Title: The Multifarious Temple Art of Jayavarman VII and the French Orientalist Interest in Cambodia
Stream: Indian and South Asian Studies
Presentation Type: Live-Stream Presentation
Punam Madhok, East Carolina University, United States
Dating between ninth and thirteenth centuries CE, the temples of Angkor are remains of the acclaimed Khmer Empire. Some of the most impressive among them were constructed during the reign of Jayavarman VII (reigned c. 1181-1218 CE), a devout Buddhist. He was emulating Ashoka (reigned 272-231 BCE), who had mounds called ‘stupas’ erected all over India. Jayavarman’s Bayon is the magnum opus of Khmer sacred architecture. Carved into its towers are large faces, that have defied easy interpretation. Are they Shiva, Brahma, Lokeshvara, Vajrasattva or Hevajra? Jayavarman dedicated temples to deified family-members - Preah Khan to his father, Ta Prohm to his mother, and Banteay Chhmar to his chosen protégé. The mythical eagle, Garuda, and multi-headed serpent, naga, feature prominently on these temples. A project with remedial power that has survived is Neak Pean, built in reverence of Buddha Bhaisajyaguru. Dancing maidens, Apsaras or Yoginis, are carved on many temple walls. Jayavarman had halls attached to temples where living damsels would perform ritual dances.

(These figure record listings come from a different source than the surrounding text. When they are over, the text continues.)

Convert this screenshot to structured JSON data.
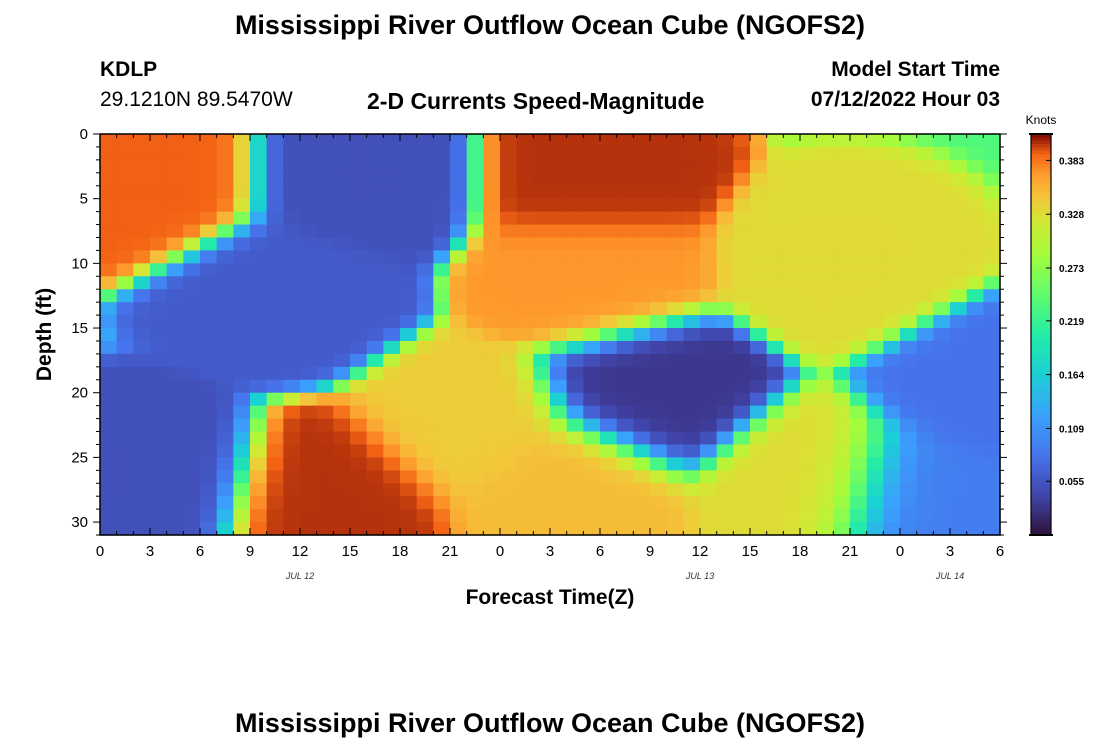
{
  "title": "Mississippi River Outflow Ocean Cube (NGOFS2)",
  "station": {
    "id": "KDLP",
    "coords": "29.1210N  89.5470W"
  },
  "subtitle": "2-D Currents Speed-Magnitude",
  "model": {
    "label": "Model Start Time",
    "value": "07/12/2022 Hour 03"
  },
  "footer_title": "Mississippi River Outflow Ocean Cube (NGOFS2)",
  "chart_data": {
    "type": "heatmap",
    "xlabel": "Forecast Time(Z)",
    "ylabel": "Depth (ft)",
    "xlim": [
      0,
      54
    ],
    "ylim": [
      31,
      0
    ],
    "x_tick_labels": [
      "0",
      "3",
      "6",
      "9",
      "12",
      "15",
      "18",
      "21",
      "0",
      "3",
      "6",
      "9",
      "12",
      "15",
      "18",
      "21",
      "0",
      "3",
      "6"
    ],
    "date_labels": [
      {
        "text": "JUL 12",
        "x": 12
      },
      {
        "text": "JUL 13",
        "x": 36
      },
      {
        "text": "JUL 14",
        "x": 51
      }
    ],
    "y_ticks": [
      0,
      5,
      10,
      15,
      20,
      25,
      30
    ],
    "colorbar": {
      "title": "Knots",
      "range": [
        0.0,
        0.41
      ],
      "ticks": [
        "0.383",
        "0.328",
        "0.273",
        "0.219",
        "0.164",
        "0.109",
        "0.055"
      ],
      "tick_values": [
        0.383,
        0.328,
        0.273,
        0.219,
        0.164,
        0.109,
        0.055
      ]
    },
    "features": [
      {
        "t": 3,
        "d": 3.5,
        "v": 0.39
      },
      {
        "t": 15.5,
        "d": 3.5,
        "v": 0.05
      },
      {
        "t": 29.5,
        "d": 3.5,
        "v": 0.4
      },
      {
        "t": 29.5,
        "d": 11,
        "v": 0.37
      },
      {
        "t": 11,
        "d": 12.5,
        "v": 0.06
      },
      {
        "t": 3,
        "d": 26,
        "v": 0.05
      },
      {
        "t": 14,
        "d": 27.5,
        "v": 0.4
      },
      {
        "t": 22,
        "d": 22.5,
        "v": 0.34
      },
      {
        "t": 28,
        "d": 27,
        "v": 0.35
      },
      {
        "t": 33,
        "d": 20,
        "v": 0.03
      },
      {
        "t": 44.5,
        "d": 10,
        "v": 0.33
      },
      {
        "t": 43,
        "d": 27,
        "v": 0.33
      },
      {
        "t": 49,
        "d": 28,
        "v": 0.09
      },
      {
        "t": 53.5,
        "d": 20,
        "v": 0.08
      }
    ]
  }
}
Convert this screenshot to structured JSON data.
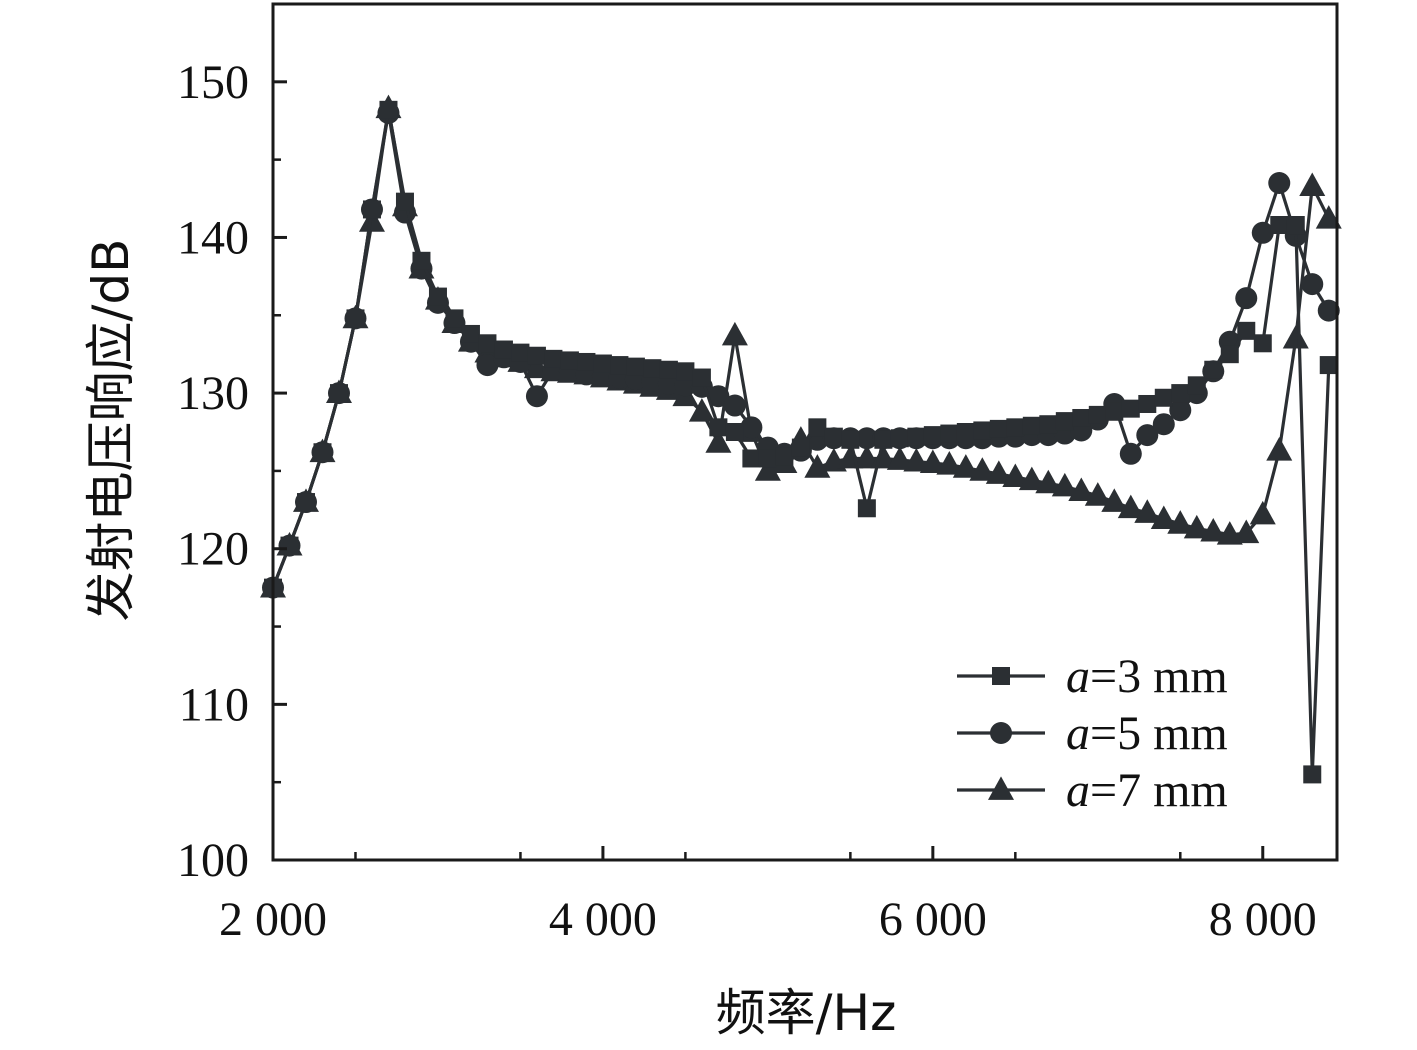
{
  "chart_data": {
    "type": "line",
    "xlabel": "频率/Hz",
    "ylabel": "发射电压响应/dB",
    "xlim": [
      2000,
      8450
    ],
    "ylim": [
      100,
      155
    ],
    "x_ticks": [
      2000,
      4000,
      6000,
      8000
    ],
    "x_tick_labels": [
      "2 000",
      "4 000",
      "6 000",
      "8 000"
    ],
    "y_ticks": [
      100,
      110,
      120,
      130,
      140,
      150
    ],
    "y_tick_labels": [
      "100",
      "110",
      "120",
      "130",
      "140",
      "150"
    ],
    "legend_position": "bottom-right",
    "line_color": "#2b2f33",
    "series": [
      {
        "name": "a=3 mm",
        "label_var": "a",
        "label_rest": "=3 mm",
        "marker": "square",
        "x": [
          2000,
          2100,
          2200,
          2300,
          2400,
          2500,
          2600,
          2700,
          2800,
          2900,
          3000,
          3100,
          3200,
          3300,
          3400,
          3500,
          3600,
          3700,
          3800,
          3900,
          4000,
          4100,
          4200,
          4300,
          4400,
          4500,
          4600,
          4700,
          4800,
          4900,
          5000,
          5100,
          5200,
          5300,
          5400,
          5500,
          5600,
          5700,
          5800,
          5900,
          6000,
          6100,
          6200,
          6300,
          6400,
          6500,
          6600,
          6700,
          6800,
          6900,
          7000,
          7100,
          7200,
          7300,
          7400,
          7500,
          7600,
          7700,
          7800,
          7900,
          8000,
          8100,
          8200,
          8300,
          8400
        ],
        "y": [
          117.5,
          120.2,
          123.0,
          126.2,
          130.0,
          134.8,
          141.8,
          148.2,
          142.3,
          138.5,
          136.2,
          134.8,
          133.8,
          133.2,
          132.8,
          132.6,
          132.4,
          132.2,
          132.1,
          132.0,
          131.9,
          131.8,
          131.7,
          131.6,
          131.5,
          131.4,
          131.0,
          127.8,
          127.5,
          125.8,
          125.8,
          125.9,
          126.5,
          127.8,
          127.2,
          127.0,
          122.6,
          127.0,
          127.1,
          127.2,
          127.3,
          127.4,
          127.5,
          127.6,
          127.7,
          127.8,
          127.9,
          128.0,
          128.2,
          128.4,
          128.6,
          128.8,
          129.0,
          129.3,
          129.7,
          130.0,
          130.5,
          131.5,
          132.5,
          134.0,
          133.2,
          140.8,
          140.8,
          105.5,
          131.8
        ]
      },
      {
        "name": "a=5 mm",
        "label_var": "a",
        "label_rest": "=5 mm",
        "marker": "circle",
        "x": [
          2000,
          2100,
          2200,
          2300,
          2400,
          2500,
          2600,
          2700,
          2800,
          2900,
          3000,
          3100,
          3200,
          3300,
          3400,
          3500,
          3600,
          3700,
          3800,
          3900,
          4000,
          4100,
          4200,
          4300,
          4400,
          4500,
          4600,
          4700,
          4800,
          4900,
          5000,
          5100,
          5200,
          5300,
          5400,
          5500,
          5600,
          5700,
          5800,
          5900,
          6000,
          6100,
          6200,
          6300,
          6400,
          6500,
          6600,
          6700,
          6800,
          6900,
          7000,
          7100,
          7200,
          7300,
          7400,
          7500,
          7600,
          7700,
          7800,
          7900,
          8000,
          8100,
          8200,
          8300,
          8400
        ],
        "y": [
          117.5,
          120.2,
          123.0,
          126.2,
          130.0,
          134.8,
          141.8,
          148.0,
          141.6,
          138.0,
          135.8,
          134.5,
          133.3,
          131.8,
          132.3,
          132.0,
          129.8,
          131.5,
          131.4,
          131.2,
          131.1,
          131.0,
          130.9,
          130.8,
          130.6,
          130.5,
          130.4,
          129.8,
          129.2,
          127.8,
          126.5,
          126.1,
          126.3,
          127.0,
          127.1,
          127.1,
          127.1,
          127.1,
          127.1,
          127.1,
          127.1,
          127.1,
          127.1,
          127.1,
          127.2,
          127.2,
          127.3,
          127.3,
          127.4,
          127.6,
          128.3,
          129.3,
          126.1,
          127.3,
          128.0,
          128.9,
          130.0,
          131.4,
          133.3,
          136.1,
          140.3,
          143.5,
          140.1,
          137.0,
          135.3
        ]
      },
      {
        "name": "a=7 mm",
        "label_var": "a",
        "label_rest": "=7 mm",
        "marker": "triangle",
        "x": [
          2000,
          2100,
          2200,
          2300,
          2400,
          2500,
          2600,
          2700,
          2800,
          2900,
          3000,
          3100,
          3200,
          3300,
          3400,
          3500,
          3600,
          3700,
          3800,
          3900,
          4000,
          4100,
          4200,
          4300,
          4400,
          4500,
          4600,
          4700,
          4800,
          4900,
          5000,
          5100,
          5200,
          5300,
          5400,
          5500,
          5600,
          5700,
          5800,
          5900,
          6000,
          6100,
          6200,
          6300,
          6400,
          6500,
          6600,
          6700,
          6800,
          6900,
          7000,
          7100,
          7200,
          7300,
          7400,
          7500,
          7600,
          7700,
          7800,
          7900,
          8000,
          8100,
          8200,
          8300,
          8400
        ],
        "y": [
          117.5,
          120.2,
          123.0,
          126.2,
          130.0,
          134.8,
          141.0,
          148.3,
          142.0,
          138.0,
          136.0,
          134.5,
          133.3,
          132.6,
          132.3,
          132.0,
          131.6,
          131.4,
          131.3,
          131.2,
          131.0,
          130.8,
          130.6,
          130.4,
          130.2,
          129.8,
          128.8,
          126.8,
          133.7,
          127.5,
          125.0,
          125.5,
          127.0,
          125.2,
          125.6,
          125.8,
          125.8,
          125.8,
          125.7,
          125.6,
          125.5,
          125.4,
          125.2,
          125.0,
          124.8,
          124.6,
          124.4,
          124.2,
          124.0,
          123.7,
          123.4,
          123.0,
          122.6,
          122.3,
          121.9,
          121.6,
          121.3,
          121.1,
          120.9,
          121.0,
          122.2,
          126.3,
          133.5,
          143.3,
          141.2
        ]
      }
    ]
  }
}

They have inspired the creation of classical Cambodian ballet of today. After Cambodia became a French protectorate in 1863, Louis Delaporte (1842-1925), a young French naval officer, made fanciful watercolors of Angkor temples and usurped statues that are now housed in Paris’ Guimet museum. Drawing upon my field trip of December 2019, I wish to explore further the amalgamation of Buddhist and Hindu imagery on these temples as well as the French orientalist interest in this region.